朝のリレーという大好きな詩を書かれた、谷川俊太郎さんが亡くなった。「カムチャッカの若者がきりんの夢を見ているとき」、で始まる有名な詩は、「それはあなたの送った朝を、誰かがしっかりと受けとめた証拠なのだ」と結ばれる。朝起きて、一日を生き、眠りについただけで、とても重要な仕事をしたのだと思わせてくれる。自信を持てないでいた時期、どれほどこの詩が自分を慰めてくれただろう。
朝をリレーしているのはもちろん人間だけでは無くて、虫や動物、多くの植物も同様だ。特に樹木は、長い一生の間に数万~数十万回も朝をリレーする。正木隆氏の「森づくりの原理・原則」によれば、樹木は昼間、空気中の二酸化炭素を吸い、光エネルギーを利用して光合成を行う。水を分解する過程でエネルギーを得て、余った酸素を放出、そして水と二酸化炭素を材料に糖やデンプンを作る。そして夜、そのエネルギーを使って細胞分裂を行うそうだ。木は夜の間に太っていく。まるで寝る子は育つという人間と同じように。
樹木は二酸化炭素を吸って酸素を吐き出し、地球上の多くの生命が生きられる環境を維持してくれている。動物や昆虫の細胞が老廃物を排出し、日々生まれ変わるのと異なり、樹木は死んだ細胞を内側に遺して、樹皮のすぐ裏にある部分が成長していく。私達は木の生きた証を木材として利用し、建築や道具、燃料などに使ってきた。

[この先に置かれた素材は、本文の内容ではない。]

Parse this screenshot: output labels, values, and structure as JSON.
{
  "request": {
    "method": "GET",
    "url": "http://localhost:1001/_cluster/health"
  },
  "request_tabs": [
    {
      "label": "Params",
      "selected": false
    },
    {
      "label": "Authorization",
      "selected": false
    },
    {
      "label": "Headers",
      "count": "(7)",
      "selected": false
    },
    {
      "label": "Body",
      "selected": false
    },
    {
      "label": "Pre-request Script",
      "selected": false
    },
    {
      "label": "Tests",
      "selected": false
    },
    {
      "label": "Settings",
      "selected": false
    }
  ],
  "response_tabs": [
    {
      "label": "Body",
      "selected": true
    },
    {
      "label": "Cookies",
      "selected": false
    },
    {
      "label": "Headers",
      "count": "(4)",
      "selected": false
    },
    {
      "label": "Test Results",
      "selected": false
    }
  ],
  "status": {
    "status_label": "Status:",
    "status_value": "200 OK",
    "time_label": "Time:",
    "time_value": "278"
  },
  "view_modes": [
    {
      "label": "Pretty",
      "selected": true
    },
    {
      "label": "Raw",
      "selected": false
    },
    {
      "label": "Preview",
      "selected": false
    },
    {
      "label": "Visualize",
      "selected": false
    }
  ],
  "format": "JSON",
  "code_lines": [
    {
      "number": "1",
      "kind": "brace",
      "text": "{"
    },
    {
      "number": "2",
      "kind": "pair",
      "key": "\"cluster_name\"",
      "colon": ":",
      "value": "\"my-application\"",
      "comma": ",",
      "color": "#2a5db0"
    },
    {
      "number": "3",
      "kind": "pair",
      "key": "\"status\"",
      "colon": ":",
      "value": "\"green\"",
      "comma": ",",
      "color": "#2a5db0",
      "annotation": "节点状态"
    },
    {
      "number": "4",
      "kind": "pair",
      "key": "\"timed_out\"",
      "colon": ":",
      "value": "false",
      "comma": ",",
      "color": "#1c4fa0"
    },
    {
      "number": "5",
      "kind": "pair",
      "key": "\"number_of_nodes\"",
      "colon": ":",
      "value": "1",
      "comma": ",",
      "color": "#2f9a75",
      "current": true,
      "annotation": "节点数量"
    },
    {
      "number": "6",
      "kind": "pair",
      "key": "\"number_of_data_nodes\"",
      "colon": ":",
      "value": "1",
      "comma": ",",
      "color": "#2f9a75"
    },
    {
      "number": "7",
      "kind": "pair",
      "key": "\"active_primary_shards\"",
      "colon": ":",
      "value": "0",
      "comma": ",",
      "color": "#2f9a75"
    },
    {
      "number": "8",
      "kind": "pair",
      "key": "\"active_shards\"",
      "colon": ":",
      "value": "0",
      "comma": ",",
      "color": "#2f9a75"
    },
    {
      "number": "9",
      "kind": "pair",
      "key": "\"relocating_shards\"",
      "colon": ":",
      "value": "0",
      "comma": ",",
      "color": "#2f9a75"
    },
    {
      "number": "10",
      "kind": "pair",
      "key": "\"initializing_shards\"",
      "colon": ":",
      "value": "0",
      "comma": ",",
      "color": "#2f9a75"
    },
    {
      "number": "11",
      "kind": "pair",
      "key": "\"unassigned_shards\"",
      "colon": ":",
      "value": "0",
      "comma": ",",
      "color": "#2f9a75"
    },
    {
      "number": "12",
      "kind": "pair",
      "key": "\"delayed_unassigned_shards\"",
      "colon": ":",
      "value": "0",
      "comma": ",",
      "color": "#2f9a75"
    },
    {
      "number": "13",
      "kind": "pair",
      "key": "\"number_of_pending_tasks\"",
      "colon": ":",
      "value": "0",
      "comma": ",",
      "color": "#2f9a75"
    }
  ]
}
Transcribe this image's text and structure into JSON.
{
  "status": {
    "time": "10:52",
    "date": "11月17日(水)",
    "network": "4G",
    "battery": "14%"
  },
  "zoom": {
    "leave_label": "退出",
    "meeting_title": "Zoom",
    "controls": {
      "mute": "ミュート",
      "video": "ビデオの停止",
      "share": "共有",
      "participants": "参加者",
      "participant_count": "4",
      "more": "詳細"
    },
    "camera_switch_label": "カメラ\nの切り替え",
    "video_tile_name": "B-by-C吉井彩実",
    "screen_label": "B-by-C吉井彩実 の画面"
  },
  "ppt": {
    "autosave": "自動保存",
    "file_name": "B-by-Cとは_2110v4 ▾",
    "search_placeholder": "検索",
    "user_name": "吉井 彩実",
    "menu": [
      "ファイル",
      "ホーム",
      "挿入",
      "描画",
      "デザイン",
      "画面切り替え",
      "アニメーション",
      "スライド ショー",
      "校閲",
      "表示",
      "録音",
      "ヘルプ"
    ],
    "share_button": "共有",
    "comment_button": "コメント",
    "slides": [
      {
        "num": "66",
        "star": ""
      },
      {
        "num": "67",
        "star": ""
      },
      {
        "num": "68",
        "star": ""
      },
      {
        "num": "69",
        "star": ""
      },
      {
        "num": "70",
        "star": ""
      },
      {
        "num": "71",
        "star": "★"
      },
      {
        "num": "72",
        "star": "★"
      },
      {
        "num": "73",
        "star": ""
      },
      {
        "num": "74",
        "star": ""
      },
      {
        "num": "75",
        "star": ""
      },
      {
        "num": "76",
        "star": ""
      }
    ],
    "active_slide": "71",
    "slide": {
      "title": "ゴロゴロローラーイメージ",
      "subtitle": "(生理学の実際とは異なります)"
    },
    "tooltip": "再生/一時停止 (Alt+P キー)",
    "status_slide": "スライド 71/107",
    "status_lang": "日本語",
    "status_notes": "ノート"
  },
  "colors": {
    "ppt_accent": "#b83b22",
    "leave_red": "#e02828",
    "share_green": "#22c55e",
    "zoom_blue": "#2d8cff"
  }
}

タクラマカン砂漠のオアシスで胡楊が月光を浴びながらまどろむとき
隠された日本の宝(杉の学名)は朝の気配を感じ、冷たい空気に葉先を震わせる
テネシーの綿花畑跡地に植えられたサザンイエローパインが巨木になる夢を見ているとき
フィンランドのマツやトウヒは長い夜に備え、地平線の近くを巡る太陽に細い腕を差し出す
世界中の樹木が絶え間なく朝のリレーを繰り返し、その結果生まれた大気を吸って、私達も朝をリレーする。谷川さんの詩では、今を生きる人々が回る地球の上で朝という現象・時間を順繰りに手渡していく、そのつながりの確かさが、単なる事実を超えて多くの人の心に清々しい空気を吹き込んだ。数十年~数千年の間リレーをしてきた木々達は、細胞分裂を終えて再び光合成を始める区切りとして、無数の朝を内部に記録し続けている。そのレコードを音として再生する機器があったなら、森は一体どんな音楽を聞かせてくれるのだろう。いや、森に足を踏み入れた時、私達は既に体の奥底でその音の響きを感じていないだろうか。朝のリレーが刻まれていると思うと、木材の持つ温かみと美しさがより愛おしく思えてくる。